The answer: I adapted.

I switched offices so that I could be far away from everyone else, and I began shutting my office door, in order to keep out any noise. I brought in a small lamp for my desk, and turned off my overhead lights. I also spoke to my boss, informed her of my situation, and began taking work home with me, so that if I really couldn’t get out of bed the next day, I could work from home. Eventually, I began working two to three days from home, where I could lay down while I worked. It wasn’t easy, and it did have its drawbacks, but it was better than it could have been.

Over time, I realized that the high-pressure world of accounting and finance management wasn’t where I wanted to be. And, with my ever-increasing migraines, it wasn’t what was best for me either. I had always been a writer, and had even worked as a part-time freelancer for about five years, so finally I decided to make the break and go full-time. I knew I would have control over my hours, my working environment, and the projects I accepted. The pay would be less – especially at first – and would also be sporadic, but it would give me what I needed and seemed to have so little of – control over my life.

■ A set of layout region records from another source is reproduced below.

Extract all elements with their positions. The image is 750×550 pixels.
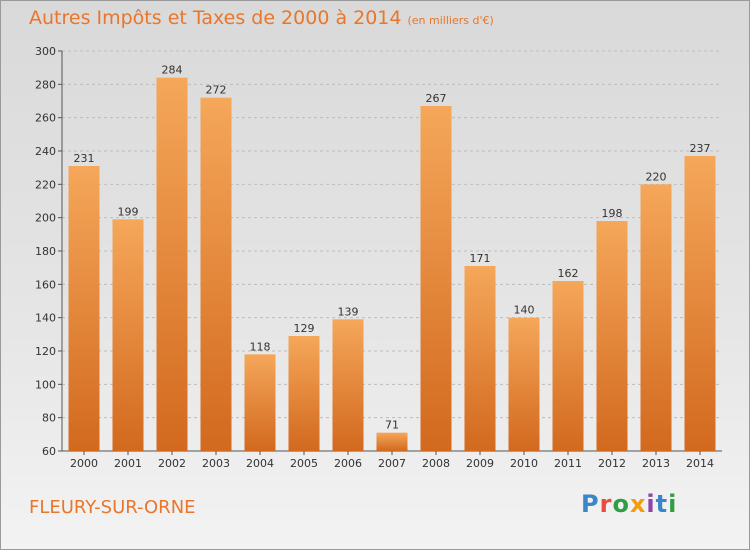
data-label-2006: 139 — [338, 305, 359, 318]
x-tick-label-2011: 2011 — [554, 457, 582, 470]
data-label-2001: 199 — [118, 205, 139, 218]
y-tick-label: 120 — [35, 345, 56, 358]
x-tick-label-2006: 2006 — [334, 457, 362, 470]
bar-2007 — [376, 432, 408, 451]
x-tick-label-2014: 2014 — [686, 457, 714, 470]
x-tick-label-2005: 2005 — [290, 457, 318, 470]
x-tick-label-2012: 2012 — [598, 457, 626, 470]
x-tick-label-2009: 2009 — [466, 457, 494, 470]
y-tick-label: 300 — [35, 45, 56, 58]
x-tick-label-2003: 2003 — [202, 457, 230, 470]
data-label-2005: 129 — [294, 322, 315, 335]
bar-2000 — [68, 166, 100, 451]
x-tick-label-2001: 2001 — [114, 457, 142, 470]
data-label-2008: 267 — [426, 92, 447, 105]
bars — [68, 77, 716, 452]
data-label-2010: 140 — [514, 304, 535, 317]
y-tick-label: 200 — [35, 212, 56, 225]
bar-2005 — [288, 336, 320, 451]
proxiti-logo[interactable]: Proxiti — [581, 490, 678, 518]
bar-2010 — [508, 317, 540, 451]
bar-2001 — [112, 219, 144, 451]
y-tick-label: 140 — [35, 312, 56, 325]
city-name: FLEURY-SUR-ORNE — [29, 497, 196, 518]
x-tick-label-2004: 2004 — [246, 457, 274, 470]
y-tick-label: 60 — [42, 445, 56, 458]
x-tick-label-2007: 2007 — [378, 457, 406, 470]
bar-2013 — [640, 184, 672, 452]
y-tick-label: 80 — [42, 412, 56, 425]
chart-title-text: Autres Impôts et Taxes de 2000 à 2014 — [29, 7, 402, 29]
x-tick-label-2013: 2013 — [642, 457, 670, 470]
bar-2008 — [420, 106, 452, 451]
y-tick-label: 220 — [35, 178, 56, 191]
y-tick-label: 280 — [35, 78, 56, 91]
y-tick-label: 160 — [35, 278, 56, 291]
y-tick-label: 180 — [35, 245, 56, 258]
data-label-2011: 162 — [558, 267, 579, 280]
x-tick-label-2000: 2000 — [70, 457, 98, 470]
x-tick-label-2008: 2008 — [422, 457, 450, 470]
bar-2014 — [684, 156, 716, 451]
data-label-2009: 171 — [470, 252, 491, 265]
y-tick-label: 100 — [35, 378, 56, 391]
bar-2012 — [596, 221, 628, 451]
data-label-2004: 118 — [250, 340, 271, 353]
chart-title: Autres Impôts et Taxes de 2000 à 2014 (en… — [29, 7, 494, 29]
bar-2011 — [552, 281, 584, 451]
data-label-2003: 272 — [206, 84, 227, 97]
data-label-2014: 237 — [690, 142, 711, 155]
data-label-2002: 284 — [162, 64, 183, 77]
data-label-2000: 231 — [74, 152, 95, 165]
data-label-2007: 71 — [385, 419, 399, 432]
x-tick-label-2002: 2002 — [158, 457, 186, 470]
bar-2003 — [200, 97, 232, 452]
bar-2006 — [332, 319, 364, 451]
data-label-2012: 198 — [602, 207, 623, 220]
y-tick-label: 260 — [35, 112, 56, 125]
labels: 231 2000 199 2001 284 2002 272 2003 118 2004 129 20… — [70, 64, 714, 470]
x-tick-label-2010: 2010 — [510, 457, 538, 470]
bar-2002 — [156, 77, 188, 452]
chart-subtitle: (en milliers d'€) — [407, 14, 494, 27]
y-tick-label: 240 — [35, 145, 56, 158]
data-label-2013: 220 — [646, 170, 667, 183]
bar-2009 — [464, 266, 496, 451]
bar-2004 — [244, 354, 276, 451]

It has now been almost three-and-a-half years since I made the switch, and I couldn’t be happier with the situation. There are trade-offs, of course, (feeling isolated, for instance) but overall I’m very happy with my decision. Not only do I have more power over my health, I also am able to do what I love every single day. By adapting in the face of tough odds, I feel I actually improved the quality of my life, despite the toll the disease has taken.

For those of you out there who are struggling with migraines or any other chronic illness, I encourage you to review your own situation for places where you may be able to introduce some change to bring about an improved quality of life. Change is always hard, and a little scary, at first, but it really does work. I wish you all the best.